Tusk’s spokesman, Preben Aamann, confirmed on Twitter that the European Council chief will meet May “to discuss Brexit” at 1130 GMT on the sidelines of a summit on jobs and growth in the Swedish port city of Gothenburg.
May will also discuss Brexit with the Irish and Swedish prime ministers as a deadline looms for Britain to make progress on key divorce issues in order to move on to trade talks next month as hoped, officials said.
Updated weekly schedule: https://t.co/ahbFTRJzFd
— Preben Aamann (@PrebenEUspox) November 16, 2017
“Tusk will inform May that such a positive scenario is not a given, will require more work and that time is short,” an EU source told AFP Thursday.
“And he will ask May how the UK plans to progress on the three key issues for phase 1.”
The EU demands that Britain makes sufficient progress on its exit bill, on avoiding a hard border between the British province of Northern Ireland and the EU state of Ireland, and on the rights of three million EU citizens living in Britain.
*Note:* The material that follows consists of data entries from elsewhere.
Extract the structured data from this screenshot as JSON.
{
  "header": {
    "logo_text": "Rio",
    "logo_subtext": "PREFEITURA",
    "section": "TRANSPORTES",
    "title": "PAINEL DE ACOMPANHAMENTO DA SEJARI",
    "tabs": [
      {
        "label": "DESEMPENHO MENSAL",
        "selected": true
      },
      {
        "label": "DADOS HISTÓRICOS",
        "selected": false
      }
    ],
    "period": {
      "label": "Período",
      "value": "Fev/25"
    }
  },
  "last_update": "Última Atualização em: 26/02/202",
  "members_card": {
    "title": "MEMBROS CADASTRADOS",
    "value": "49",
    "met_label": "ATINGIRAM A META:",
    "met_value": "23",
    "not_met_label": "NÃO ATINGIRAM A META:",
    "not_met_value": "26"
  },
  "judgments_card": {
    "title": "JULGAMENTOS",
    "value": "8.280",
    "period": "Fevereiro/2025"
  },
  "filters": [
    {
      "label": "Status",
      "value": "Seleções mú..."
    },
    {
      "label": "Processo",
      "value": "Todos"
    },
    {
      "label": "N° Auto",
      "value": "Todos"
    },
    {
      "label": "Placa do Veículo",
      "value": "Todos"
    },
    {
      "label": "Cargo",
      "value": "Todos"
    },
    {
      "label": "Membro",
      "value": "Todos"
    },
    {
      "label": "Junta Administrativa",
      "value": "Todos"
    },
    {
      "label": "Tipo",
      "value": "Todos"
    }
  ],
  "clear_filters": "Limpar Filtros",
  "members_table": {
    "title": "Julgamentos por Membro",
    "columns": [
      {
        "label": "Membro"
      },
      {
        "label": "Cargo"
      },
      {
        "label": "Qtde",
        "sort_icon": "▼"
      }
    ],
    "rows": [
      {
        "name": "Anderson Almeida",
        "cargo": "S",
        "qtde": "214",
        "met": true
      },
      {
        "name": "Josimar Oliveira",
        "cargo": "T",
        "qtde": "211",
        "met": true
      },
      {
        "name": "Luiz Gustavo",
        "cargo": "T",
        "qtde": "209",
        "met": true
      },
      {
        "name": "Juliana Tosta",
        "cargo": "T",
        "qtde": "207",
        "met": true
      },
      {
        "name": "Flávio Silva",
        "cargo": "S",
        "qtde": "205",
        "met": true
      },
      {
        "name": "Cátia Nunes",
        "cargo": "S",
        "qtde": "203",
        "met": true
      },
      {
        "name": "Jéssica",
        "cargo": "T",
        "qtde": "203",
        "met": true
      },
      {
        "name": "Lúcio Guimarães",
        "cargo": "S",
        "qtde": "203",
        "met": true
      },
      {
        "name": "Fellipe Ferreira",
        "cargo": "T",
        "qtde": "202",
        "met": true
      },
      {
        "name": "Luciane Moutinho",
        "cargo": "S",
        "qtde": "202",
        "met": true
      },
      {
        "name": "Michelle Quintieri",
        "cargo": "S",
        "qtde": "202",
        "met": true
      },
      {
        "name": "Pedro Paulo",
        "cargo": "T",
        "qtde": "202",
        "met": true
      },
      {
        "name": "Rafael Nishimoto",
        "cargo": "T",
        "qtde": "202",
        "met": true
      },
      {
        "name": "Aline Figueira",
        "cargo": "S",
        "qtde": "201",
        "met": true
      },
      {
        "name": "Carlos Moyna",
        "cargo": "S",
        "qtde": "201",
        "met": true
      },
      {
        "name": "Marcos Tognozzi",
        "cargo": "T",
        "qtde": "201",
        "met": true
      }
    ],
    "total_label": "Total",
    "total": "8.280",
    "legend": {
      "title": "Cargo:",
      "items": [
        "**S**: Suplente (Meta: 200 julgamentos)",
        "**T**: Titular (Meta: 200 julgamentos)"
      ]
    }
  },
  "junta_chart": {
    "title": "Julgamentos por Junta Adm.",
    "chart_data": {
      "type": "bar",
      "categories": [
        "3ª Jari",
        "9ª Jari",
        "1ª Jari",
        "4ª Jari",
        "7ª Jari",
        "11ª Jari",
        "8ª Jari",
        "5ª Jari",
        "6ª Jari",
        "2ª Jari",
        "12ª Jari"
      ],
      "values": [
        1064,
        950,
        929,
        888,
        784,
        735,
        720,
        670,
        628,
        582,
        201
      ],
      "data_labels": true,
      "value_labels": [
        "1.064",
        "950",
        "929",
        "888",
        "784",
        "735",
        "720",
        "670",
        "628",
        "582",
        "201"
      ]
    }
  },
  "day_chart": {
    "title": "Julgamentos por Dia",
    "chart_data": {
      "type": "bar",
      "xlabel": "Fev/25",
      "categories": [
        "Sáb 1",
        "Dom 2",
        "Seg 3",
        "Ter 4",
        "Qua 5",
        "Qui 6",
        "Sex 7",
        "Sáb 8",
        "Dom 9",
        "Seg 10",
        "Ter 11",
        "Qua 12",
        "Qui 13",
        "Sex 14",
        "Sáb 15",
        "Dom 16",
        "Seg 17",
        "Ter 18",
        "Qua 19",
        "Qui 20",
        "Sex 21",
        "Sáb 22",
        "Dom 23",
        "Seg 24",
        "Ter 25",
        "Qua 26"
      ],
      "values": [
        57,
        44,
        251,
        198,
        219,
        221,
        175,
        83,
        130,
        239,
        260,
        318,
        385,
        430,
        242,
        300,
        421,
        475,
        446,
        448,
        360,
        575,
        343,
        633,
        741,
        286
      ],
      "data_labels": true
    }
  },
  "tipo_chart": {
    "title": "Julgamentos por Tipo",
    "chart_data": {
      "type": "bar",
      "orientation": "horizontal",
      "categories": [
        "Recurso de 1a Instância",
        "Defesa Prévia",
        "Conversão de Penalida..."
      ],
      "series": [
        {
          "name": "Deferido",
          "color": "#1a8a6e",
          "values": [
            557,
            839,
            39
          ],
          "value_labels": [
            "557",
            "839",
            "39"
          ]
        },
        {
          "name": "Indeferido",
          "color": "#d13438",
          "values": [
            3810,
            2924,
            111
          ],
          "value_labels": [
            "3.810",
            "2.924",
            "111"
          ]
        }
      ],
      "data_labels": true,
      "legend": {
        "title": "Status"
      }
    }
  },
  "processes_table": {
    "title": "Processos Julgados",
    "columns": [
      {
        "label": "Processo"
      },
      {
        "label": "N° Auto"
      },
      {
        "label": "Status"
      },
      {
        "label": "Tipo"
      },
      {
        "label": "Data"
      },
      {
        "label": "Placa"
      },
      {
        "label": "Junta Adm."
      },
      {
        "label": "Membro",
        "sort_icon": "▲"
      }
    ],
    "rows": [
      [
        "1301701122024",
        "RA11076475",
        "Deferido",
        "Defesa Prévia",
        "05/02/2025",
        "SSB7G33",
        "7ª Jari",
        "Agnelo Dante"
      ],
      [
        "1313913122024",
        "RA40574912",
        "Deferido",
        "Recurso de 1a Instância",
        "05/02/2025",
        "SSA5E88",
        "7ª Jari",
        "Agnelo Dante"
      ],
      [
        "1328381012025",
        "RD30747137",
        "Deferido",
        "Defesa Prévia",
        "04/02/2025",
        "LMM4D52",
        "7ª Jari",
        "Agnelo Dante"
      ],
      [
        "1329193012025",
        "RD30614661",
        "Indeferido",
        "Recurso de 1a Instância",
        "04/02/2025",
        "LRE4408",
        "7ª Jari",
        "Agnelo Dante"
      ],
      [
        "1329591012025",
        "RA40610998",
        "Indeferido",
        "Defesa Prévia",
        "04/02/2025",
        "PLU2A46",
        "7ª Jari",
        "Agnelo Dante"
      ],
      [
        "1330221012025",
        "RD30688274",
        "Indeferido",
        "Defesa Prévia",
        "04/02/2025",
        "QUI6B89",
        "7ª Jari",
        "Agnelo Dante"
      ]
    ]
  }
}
The source said Tusk, a former Polish prime minister, will say that progress on the divorce “will allow for a positive outcome” at the EU’s next Brussels summit on December 14 to move to the second phase, the sources said.
He will discuss with May the internal preparations the bloc is making for negotiations on future relations, including a possible trade deal and a transition period, the source added.
‘It’s a myth’
May is due to meet Swedish Prime Minister Stefan Lofven on Thursday night and then Irish Prime Minister Leo Varadkar over breakfast on Friday, May’s spokesman said.
“You can expect Brexit to come up, along with other issues of importance,” the spokesman added.
While the most contentious issue in the Brexit talks has long been the €40-60 billion that the EU says Britain owes the bloc, the Irish border issue has lately emerged as a new headache for negotiators.
The EU this month suggested that Northern Ireland should effectively stay in a customs union with the bloc but British negotiator David Davis said any Brexit solution “cannot amount to creating a new border inside the United Kingdom”.
EU Brexit negotiator Michel Barnier warned last week that Britain had two weeks to meet the bloc’s conditions if it wanted a deal at the December meeting.
An EU diplomat ruled out the chance of any last-minute deal, saying: “No, that is not possible. To think that you can present an offer only at the European Council or 24 hours before, is a myth.”
Failure to do so would push back a decision until February or March, leaving little time for trade talks before Britain leaves the bloc in March 2019.